Psalm 139:14

I praise you because I am fearfully and wonderfully made;
your works are wonderful, I know that full well.

Sunday, March 9, 2014

True Forgiveness

      'm reading this book on forgiveness right now. About truly, whole hearted forgiving someone for things they have done. Lets be honest here... that's TOUGH STUFF! I have been thinking a lot about this lately, and one day when I was asking my sons forgiveness for how I reacted, his simple response was " It's OK, I know it was an accident!" He's 3 1/2 so I don't really know if he fully understands what accident means, but his forgiveness is whole.

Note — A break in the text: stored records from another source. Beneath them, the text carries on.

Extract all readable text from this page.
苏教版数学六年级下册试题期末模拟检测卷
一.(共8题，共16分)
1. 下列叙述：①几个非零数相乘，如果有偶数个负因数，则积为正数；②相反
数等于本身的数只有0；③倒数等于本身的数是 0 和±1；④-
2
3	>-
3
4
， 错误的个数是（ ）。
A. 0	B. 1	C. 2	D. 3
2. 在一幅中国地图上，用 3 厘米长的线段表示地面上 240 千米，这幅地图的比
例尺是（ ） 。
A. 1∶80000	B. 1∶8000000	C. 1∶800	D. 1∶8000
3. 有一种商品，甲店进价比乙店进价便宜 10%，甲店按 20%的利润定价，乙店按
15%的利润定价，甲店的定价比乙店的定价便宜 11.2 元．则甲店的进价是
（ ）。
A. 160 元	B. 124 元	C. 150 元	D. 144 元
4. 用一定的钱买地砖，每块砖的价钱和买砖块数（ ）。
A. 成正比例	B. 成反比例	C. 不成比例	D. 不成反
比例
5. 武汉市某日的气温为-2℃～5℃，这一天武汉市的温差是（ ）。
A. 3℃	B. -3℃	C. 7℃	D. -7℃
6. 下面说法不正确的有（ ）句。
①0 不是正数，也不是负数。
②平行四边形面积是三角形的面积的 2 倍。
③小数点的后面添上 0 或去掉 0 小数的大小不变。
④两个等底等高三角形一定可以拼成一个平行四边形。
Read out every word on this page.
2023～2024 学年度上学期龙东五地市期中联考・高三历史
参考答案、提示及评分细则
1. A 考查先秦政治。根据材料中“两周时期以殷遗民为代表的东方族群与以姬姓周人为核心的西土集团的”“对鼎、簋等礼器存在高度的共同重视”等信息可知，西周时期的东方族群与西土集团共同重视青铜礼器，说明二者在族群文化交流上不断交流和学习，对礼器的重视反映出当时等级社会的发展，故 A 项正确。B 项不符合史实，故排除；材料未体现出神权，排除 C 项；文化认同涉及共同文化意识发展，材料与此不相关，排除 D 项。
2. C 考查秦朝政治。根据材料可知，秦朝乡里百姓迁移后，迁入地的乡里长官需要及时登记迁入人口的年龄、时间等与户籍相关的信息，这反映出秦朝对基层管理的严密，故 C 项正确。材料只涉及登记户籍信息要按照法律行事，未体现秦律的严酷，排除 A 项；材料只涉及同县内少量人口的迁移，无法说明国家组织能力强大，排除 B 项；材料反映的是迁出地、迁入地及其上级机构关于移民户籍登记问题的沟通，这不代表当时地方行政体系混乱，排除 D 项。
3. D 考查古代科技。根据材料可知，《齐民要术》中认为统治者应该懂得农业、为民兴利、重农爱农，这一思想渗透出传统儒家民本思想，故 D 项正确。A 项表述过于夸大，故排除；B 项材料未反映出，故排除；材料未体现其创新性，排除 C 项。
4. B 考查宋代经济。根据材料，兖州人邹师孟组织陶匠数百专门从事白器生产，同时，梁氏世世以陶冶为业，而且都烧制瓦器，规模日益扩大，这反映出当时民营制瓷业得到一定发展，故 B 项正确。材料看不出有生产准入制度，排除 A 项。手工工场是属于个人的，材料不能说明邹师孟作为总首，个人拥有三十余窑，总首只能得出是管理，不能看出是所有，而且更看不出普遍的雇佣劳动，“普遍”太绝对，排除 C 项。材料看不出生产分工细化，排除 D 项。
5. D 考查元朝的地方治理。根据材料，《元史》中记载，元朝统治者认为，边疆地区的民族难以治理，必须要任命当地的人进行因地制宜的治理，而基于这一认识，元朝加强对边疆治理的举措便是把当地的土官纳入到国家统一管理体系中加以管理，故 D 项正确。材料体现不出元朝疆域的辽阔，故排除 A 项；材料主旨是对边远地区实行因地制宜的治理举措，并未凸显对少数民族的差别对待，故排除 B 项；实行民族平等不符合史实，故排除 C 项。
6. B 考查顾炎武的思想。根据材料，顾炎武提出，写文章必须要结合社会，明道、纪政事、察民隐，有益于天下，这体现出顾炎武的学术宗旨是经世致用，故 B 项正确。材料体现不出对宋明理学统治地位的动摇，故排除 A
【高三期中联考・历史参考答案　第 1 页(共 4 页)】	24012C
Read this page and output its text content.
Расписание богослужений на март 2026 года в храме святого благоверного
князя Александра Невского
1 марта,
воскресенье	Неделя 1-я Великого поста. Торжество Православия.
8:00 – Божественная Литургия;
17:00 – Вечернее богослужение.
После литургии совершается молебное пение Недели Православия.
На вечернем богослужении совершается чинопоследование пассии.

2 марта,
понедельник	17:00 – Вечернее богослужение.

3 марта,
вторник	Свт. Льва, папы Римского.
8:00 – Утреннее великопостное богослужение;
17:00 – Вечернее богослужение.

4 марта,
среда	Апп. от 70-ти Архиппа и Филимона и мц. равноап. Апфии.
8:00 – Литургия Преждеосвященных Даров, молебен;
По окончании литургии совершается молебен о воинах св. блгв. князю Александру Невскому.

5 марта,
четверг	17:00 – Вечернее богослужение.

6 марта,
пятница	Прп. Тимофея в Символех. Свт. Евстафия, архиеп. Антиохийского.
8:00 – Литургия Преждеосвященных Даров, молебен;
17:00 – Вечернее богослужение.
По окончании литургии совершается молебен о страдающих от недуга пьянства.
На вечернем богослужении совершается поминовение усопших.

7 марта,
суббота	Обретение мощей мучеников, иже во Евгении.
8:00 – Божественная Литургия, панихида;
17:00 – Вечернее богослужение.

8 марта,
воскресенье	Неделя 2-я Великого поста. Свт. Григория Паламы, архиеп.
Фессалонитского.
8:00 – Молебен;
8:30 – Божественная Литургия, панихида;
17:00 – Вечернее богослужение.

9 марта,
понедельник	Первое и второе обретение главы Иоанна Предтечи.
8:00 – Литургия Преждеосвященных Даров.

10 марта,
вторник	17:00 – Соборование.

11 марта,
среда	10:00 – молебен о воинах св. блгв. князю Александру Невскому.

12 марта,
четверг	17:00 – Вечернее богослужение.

There is no harboring resentment or anger about what I have done. I have a clean slate. This is exactly what Christ provides for us. Not what we deserve, because none of us DESERVE forgiveness, but what he gives us anyway. What happens between childhood and adulthood that makes this kind of forgiveness SO HARD? Somewhere along the line our hearts are hardened and we feel " justified" and resentful and we've lost trust.
   Man, I'm going to be honest. I would pay good money to be able to forgive so easily. To not feel hardened and resentful. To not think about all the things that someone has done to me in the past. To be able to wipe the slate clean and start fresh, but honestly it is A LOT of work. Getting past the pride, because that is what it is, to be able to forgive someone whole hearted is REALLY, REALLY, HARD!
   Being able to forgive fully is often giving someone something that they don't deserve. Giving them something that they might never give you or have never given you. I pray that as I dwell on this more that God will be able to work more in more so I can forgive fully. " No big deal, I know it was just an accident."